# graver ou copie dvd sur clef usb



## tioducato (19 Février 2012)

bonjour, pourriez vous me dire comment je pourrais copier ou graver un dvd du commerce sur une clef usb, merci d avance de votre aide


----------



## Pascal 77 (20 Février 2012)

Deux possibilités :

1) Le DVD est "protégé", et là, tu ne peux pas (et il est interdit d'en parler en public (Loi DADVSI) &#8230; Donc ici)

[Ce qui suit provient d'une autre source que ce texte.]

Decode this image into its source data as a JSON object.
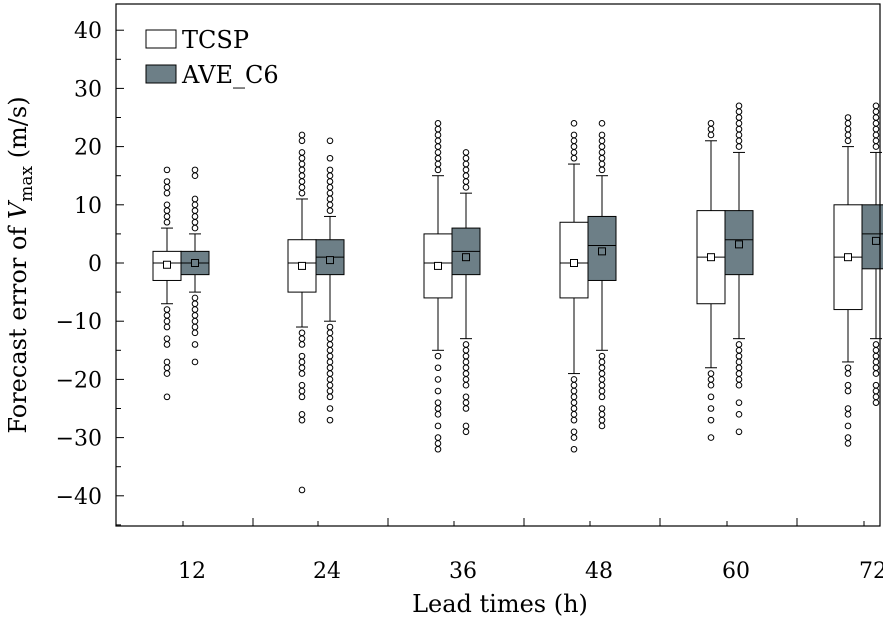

2) Le DVD n'est pas protégé, et tu as des tas de solutions, comme copier directement le contenu du DVD sur la clé, créer une image disque du DVD puis la restaurer sur la clé USB, ou même simplement la stocker sur la clé et la faire monter, tu peux aussi faire un clone du DVD sur la clé au moyen de CarbonCopyCloner (gratuit), et j'en passe et des meilleures. Selon le contenu du DVD et sa nature, certaines de ces solutions fonctionneront et d'autres non. Si ce DVD contient un logiciel qui demande que le DVD soit présent dans le lecteur, il est possible que ça ne fonctionne pas, certains se laissent abuser par la présence d'une image disque, mais d'autres vérifient la présence physique du disque dans le lecteur (et là, on retombe dans le cas 1).


----------



## tioducato (21 Février 2012)

oh je suis désolé, je ne savais pas que cela était interdit, car je ne voulais le faire que pour passer la copie sur mon deuxieme televiseur dans la chambre sur prise usb, donc pour un usage privé, enfin je vais donc abandonner  cette recherche , encore merci pour votre reponse


----------